Howzat? The IRS encourages the use of IRA funds for your own business? Not exactly. There’s more to it than that. The IRS encourages by preferential law the use of 401(k) funds to invest in the business sponsoring the plan. A 401(k) is a type of qualified retirement plan that is allowed specifically to invest in the stock of the employer.
So, if you start a business and it’s incorporated (specifically a C corporation, not an S corporation), you can adopt a 401(k) and roll your IRA into the plan, then use the 401(k) funds to invest in your business. You have to make certain that the 401(k) follows all the usual rules – the plan has to be primarily designed to provide retirement benefits, it must be permanent in nature, you must make substantial and recurring contributions, and the plan must not discriminate against employees. Generally this business must be a new start up in order for the process to fit in with the rules.
Done correctly, this is a tax-free way to access your retirement savings funds to underwrite your new business. Since it’s not a loan per se, there is no requirement for lender approval or specific credit requirements, either.
This sort of use of your retirement funds comes with risks, for sure. The IRS admits that a high percentage of businesses adopting a ROBS strategy ultimately fail. And this means that a significant portion of your retirement savings will be lost as well.

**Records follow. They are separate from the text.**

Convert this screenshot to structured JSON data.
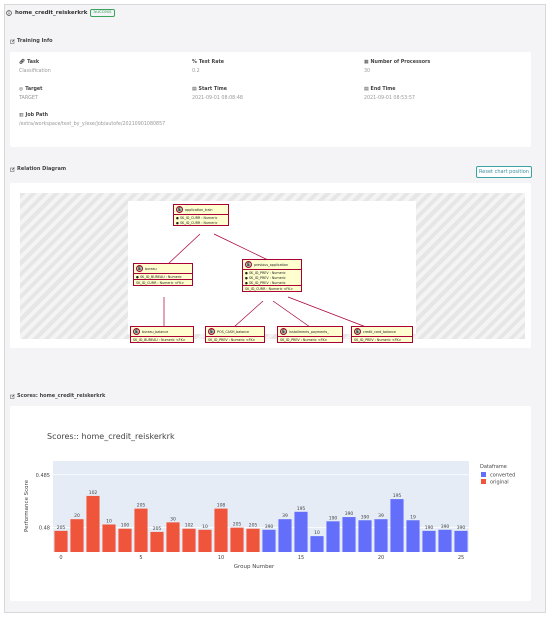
{
  "header": {
    "title": "home_credit_reiskerkrk",
    "status": "Success"
  },
  "training_info": {
    "section_title": "Training Info",
    "fields": [
      {
        "label": "Task",
        "value": "Classification",
        "icon": "link-icon"
      },
      {
        "label": "Test Rate",
        "value": "0.2",
        "icon": "percent-icon"
      },
      {
        "label": "Number of Processors",
        "value": "30",
        "icon": "processor-icon"
      },
      {
        "label": "Target",
        "value": "TARGET",
        "icon": "target-icon"
      },
      {
        "label": "Start Time",
        "value": "2021-09-01 08:08:48",
        "icon": "calendar-icon"
      },
      {
        "label": "End Time",
        "value": "2021-09-01 08:53:57",
        "icon": "calendar-icon"
      },
      {
        "label": "Job Path",
        "value": "/extra/workspace/test_by_y/exe/job/autofe/20210901080857",
        "icon": "map-icon"
      }
    ]
  },
  "relation": {
    "section_title": "Relation Diagram",
    "reset_label": "Reset chart position",
    "entities": [
      {
        "name": "application_train",
        "rows": [
          "SK_ID_CURR : Numeric",
          "SK_ID_CURR : Numeric"
        ],
        "fk": []
      },
      {
        "name": "bureau",
        "rows": [
          "SK_ID_BUREAU : Numeric"
        ],
        "fk": [
          "SK_ID_CURR : Numeric <FK>"
        ]
      },
      {
        "name": "previous_application",
        "rows": [
          "SK_ID_PREV : Numeric",
          "SK_ID_PREV : Numeric",
          "SK_ID_PREV : Numeric"
        ],
        "fk": [
          "SK_ID_CURR : Numeric <FK>"
        ]
      },
      {
        "name": "bureau_balance",
        "rows": [],
        "fk": [
          "SK_ID_BUREAU : Numeric <FK>"
        ]
      },
      {
        "name": "POS_CASH_balance",
        "rows": [],
        "fk": [
          "SK_ID_PREV : Numeric <FK>"
        ]
      },
      {
        "name": "installments_payments_",
        "rows": [],
        "fk": [
          "SK_ID_PREV : Numeric <FK>"
        ]
      },
      {
        "name": "credit_card_balance",
        "rows": [],
        "fk": [
          "SK_ID_PREV : Numeric <FK>"
        ]
      }
    ]
  },
  "scores": {
    "section_title": "Scores: home_credit_reiskerkrk"
  },
  "chart_data": {
    "type": "bar",
    "title": "Scores:: home_credit_reiskerkrk",
    "xlabel": "Group Number",
    "ylabel": "Performance Score",
    "y_ticks": [
      0.48,
      0.485
    ],
    "ylim": [
      0.4777,
      0.4863
    ],
    "x_ticks": [
      0,
      5,
      10,
      15,
      20,
      25
    ],
    "legend_title": "Dataframe",
    "legend_position": "right",
    "colors": {
      "converted": "#636efa",
      "original": "#ef553b"
    },
    "series": [
      {
        "name": "converted",
        "x": [
          13,
          14,
          15,
          16,
          17,
          18,
          19,
          20,
          21,
          22,
          23,
          24,
          25
        ],
        "values": [
          0.4798,
          0.4808,
          0.4815,
          0.4792,
          0.4806,
          0.481,
          0.4807,
          0.4808,
          0.4827,
          0.4807,
          0.4797,
          0.4798,
          0.4797
        ],
        "labels": [
          "390",
          "39",
          "195",
          "10",
          "190",
          "390",
          "390",
          "39",
          "195",
          "19",
          "190",
          "390",
          "390"
        ]
      },
      {
        "name": "original",
        "x": [
          0,
          1,
          2,
          3,
          4,
          5,
          6,
          7,
          8,
          9,
          10,
          11,
          12
        ],
        "values": [
          0.4797,
          0.4808,
          0.483,
          0.4803,
          0.4799,
          0.4818,
          0.4796,
          0.4805,
          0.4799,
          0.4798,
          0.4818,
          0.48,
          0.4799
        ],
        "labels": [
          "205",
          "20",
          "102",
          "10",
          "100",
          "205",
          "205",
          "30",
          "102",
          "10",
          "108",
          "205",
          "205"
        ]
      }
    ]
  }
}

This is definitely not for the faint of heart. Although all the statutes allow the method as legal, the IRS is well aware of the method and they don’t seem to like it much. They’re referring to this activity as “rollovers as business startups”, or ROBS, and they are siccing their auditors on abusers of the option. I suspect that the main reason that folks run afoul of the IRS on this is if they don’t stick with the requirements for a valid plan and abuse the privilege. I recommend getting a professional (accountant or lawyer, or both) to assist with setting up the plan so that you don’t make any mistakes.
As with many of these sorts of schemes, I don’t recommend it for regular use. It could work for special circumstances though – but you should definitely be very careful if you decide to give it a shot. The downside could be significant and painful.